Detailed eligibility criteria

Forecasts submitted by 3pm ET on Monday night are guaranteed consideration for inclusion in the ensemble for that week, as long as the forecast was associated with a date since the previous Tuesday.

To be included in the ensemble, a team’s designated model must meet certain specified inclusion criteria.
We require that forecasts include a full set of 23 quantiles to be submitted for each of the one through four week ahead values for forecasts of deaths, a full set of 7 quantiles for the one through four week ahead values for forecasts of cases, or a full set of 7 quantiles for the one through twenty-eight day ahead values for forecasts of hospitalizations (see Technical README) for details).

For forecasts of cumulative deaths, we also perform two additional checks for internal consistency. By definition, cumulative deaths cannot decrease over time (other than possibly because of revisions to reporting). We therefore require that (1) a team assigns at most a 10% chance that cumulative deaths would decrease in their one-week ahead forecasts, and (2) at each quantile level of the predictive distribution, that quantile is constant or increasing over time. Additionally, models that project case or death values that are larger than the population size of the geographic location are not included. Before the week of July 28, we performed manual visual inspection checks to ensure that forecasts were in alignment with the ground truth data; this step is no longer a part of our weekly ensemble generation process. Details on which models were included each week in the ensemble are available on GitHub.
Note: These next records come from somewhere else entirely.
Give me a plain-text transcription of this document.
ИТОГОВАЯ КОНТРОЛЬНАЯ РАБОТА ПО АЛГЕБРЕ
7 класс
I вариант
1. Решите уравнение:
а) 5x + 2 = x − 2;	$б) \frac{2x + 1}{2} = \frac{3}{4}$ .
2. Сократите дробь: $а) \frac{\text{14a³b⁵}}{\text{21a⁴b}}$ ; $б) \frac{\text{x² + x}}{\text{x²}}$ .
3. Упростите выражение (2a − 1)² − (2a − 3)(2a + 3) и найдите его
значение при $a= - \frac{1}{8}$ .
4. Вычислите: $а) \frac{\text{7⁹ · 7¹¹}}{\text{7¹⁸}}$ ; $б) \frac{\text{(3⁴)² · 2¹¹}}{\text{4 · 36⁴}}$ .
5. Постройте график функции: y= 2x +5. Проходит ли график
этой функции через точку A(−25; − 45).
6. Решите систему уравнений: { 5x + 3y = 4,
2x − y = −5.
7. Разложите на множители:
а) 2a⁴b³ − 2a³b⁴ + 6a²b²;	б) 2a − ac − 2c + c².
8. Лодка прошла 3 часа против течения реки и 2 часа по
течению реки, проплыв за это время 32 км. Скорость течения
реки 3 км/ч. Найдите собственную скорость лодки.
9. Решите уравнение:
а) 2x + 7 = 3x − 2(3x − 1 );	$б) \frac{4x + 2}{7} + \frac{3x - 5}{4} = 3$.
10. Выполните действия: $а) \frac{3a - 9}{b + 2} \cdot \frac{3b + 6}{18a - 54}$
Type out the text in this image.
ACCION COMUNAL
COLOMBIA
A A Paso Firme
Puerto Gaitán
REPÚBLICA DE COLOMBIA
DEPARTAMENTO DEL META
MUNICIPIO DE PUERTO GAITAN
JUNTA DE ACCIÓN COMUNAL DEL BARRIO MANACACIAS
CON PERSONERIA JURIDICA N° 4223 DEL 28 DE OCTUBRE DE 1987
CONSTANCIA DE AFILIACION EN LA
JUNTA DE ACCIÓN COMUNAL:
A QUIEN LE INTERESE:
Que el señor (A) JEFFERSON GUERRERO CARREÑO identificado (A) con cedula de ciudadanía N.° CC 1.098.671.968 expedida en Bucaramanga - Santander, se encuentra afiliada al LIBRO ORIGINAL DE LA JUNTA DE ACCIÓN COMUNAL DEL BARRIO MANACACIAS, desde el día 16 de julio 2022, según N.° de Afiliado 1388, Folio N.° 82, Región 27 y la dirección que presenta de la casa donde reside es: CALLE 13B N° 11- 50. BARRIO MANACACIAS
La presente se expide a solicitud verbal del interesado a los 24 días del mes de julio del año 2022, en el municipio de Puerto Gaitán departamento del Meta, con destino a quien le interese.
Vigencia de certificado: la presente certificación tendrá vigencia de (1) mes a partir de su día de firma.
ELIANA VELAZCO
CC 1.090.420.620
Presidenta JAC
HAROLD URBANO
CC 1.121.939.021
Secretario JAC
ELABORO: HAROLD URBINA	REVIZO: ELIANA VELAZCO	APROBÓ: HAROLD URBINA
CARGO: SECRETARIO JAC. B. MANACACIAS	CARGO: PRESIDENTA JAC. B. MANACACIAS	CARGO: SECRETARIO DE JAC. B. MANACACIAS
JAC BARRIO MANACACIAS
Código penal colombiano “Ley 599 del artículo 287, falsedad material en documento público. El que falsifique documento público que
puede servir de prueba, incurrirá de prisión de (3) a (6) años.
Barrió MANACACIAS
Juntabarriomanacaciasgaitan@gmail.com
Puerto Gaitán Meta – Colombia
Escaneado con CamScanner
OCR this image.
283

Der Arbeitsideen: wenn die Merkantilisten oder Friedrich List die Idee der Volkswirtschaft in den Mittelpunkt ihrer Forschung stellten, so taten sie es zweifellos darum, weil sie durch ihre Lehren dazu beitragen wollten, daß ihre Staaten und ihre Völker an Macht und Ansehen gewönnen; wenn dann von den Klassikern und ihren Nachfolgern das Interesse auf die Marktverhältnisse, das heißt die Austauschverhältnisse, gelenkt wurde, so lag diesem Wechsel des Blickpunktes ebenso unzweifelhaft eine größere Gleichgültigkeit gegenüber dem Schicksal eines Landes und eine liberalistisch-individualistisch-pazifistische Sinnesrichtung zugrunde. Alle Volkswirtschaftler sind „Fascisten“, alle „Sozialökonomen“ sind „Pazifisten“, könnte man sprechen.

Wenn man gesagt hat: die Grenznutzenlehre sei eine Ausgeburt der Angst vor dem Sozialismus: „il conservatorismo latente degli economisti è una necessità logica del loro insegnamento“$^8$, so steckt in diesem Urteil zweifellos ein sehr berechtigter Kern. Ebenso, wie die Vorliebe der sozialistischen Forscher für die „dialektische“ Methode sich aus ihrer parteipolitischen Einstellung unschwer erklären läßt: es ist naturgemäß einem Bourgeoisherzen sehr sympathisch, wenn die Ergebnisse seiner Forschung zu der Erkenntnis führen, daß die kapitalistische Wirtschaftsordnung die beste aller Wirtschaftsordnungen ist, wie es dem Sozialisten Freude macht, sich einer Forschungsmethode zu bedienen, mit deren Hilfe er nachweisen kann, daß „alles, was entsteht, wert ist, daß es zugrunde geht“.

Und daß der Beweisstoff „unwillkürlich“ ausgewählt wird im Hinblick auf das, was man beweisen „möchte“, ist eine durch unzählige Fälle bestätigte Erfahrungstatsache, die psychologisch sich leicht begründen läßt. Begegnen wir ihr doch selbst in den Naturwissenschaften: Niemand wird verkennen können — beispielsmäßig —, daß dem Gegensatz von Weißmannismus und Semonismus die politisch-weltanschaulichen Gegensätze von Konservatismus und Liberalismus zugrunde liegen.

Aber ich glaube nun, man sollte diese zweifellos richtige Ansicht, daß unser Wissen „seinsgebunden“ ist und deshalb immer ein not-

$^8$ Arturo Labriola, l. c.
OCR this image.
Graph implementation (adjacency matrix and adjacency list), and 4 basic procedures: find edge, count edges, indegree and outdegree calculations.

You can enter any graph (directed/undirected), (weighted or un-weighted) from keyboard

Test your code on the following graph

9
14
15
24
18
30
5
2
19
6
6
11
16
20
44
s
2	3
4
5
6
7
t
To be eligible for inclusion in the hospitalizations ensemble between December 7, 2020 and July 12, 2021, individual model forecasts had to meet a check for consistency with recent observed data. We have periodically made minor updates to the criteria since the introduction of the ensemble forecasts for hospitalizations, and stopped using these criteria with hospitalization forecasts generated the week of July 19, 2021:

  • On the weeks of December 7, 2020 through December 21, 2020, we required that the mean daily point prediction for a given location during the first seven days (e.g., covering Tuesday, December 8 through Monday, December 14 for forecasts submitted December 7) must be at least as large as the mean reported daily confirmed hospital admissions over the previous seven days minus four times the standard deviation of the reported daily confirmed hospital admissions data for that location over the most recent 14 days. This check was performed separately for each location, but a given model was included in the ensemble for all locations if it passed this check in at least 75% of jurisdictions, and excluded for all locations otherwise.
  • On the weeks of December 28, 2020 and January 4, 2021 we used the check described above, but inclusion was determined separately for each location.
  • Starting on the week of January 11, 2021 the check is based on the mean of the predictive median during the first seven days rather than the mean point prediction. Model inclusions are still determined separately for each location.
  • Starting on the week of February 8, 2021 we updated this check to include an upper bound. The new check requires that the mean of the predictive median during the first seven days after the forecast date is within the mean reported daily confirmed hospital admissions over the previous seven days plus or minus four times the standard deviation of the reported daily confirmed hospital admissions data for that location over the most recent 14 days. This check is performed separately for each location.
  • Starting on the week of February 15, 2021 we updated this check to so that the minimum width of the acceptance band is 2 (i.e., we compare to the mean of the observed values over the last 7 days plus or minus 1 if the standard deviation is less than 0.25). This is necessary to produce a forecast for locations with all reported zeros in the last two weeks.
  • Starting on the week of July 19, 2021, these exclusion criteria were not used for the hospitalizations ensemble.

For all checks described above, daily reported hospital admissions are taken from HealthData.gov.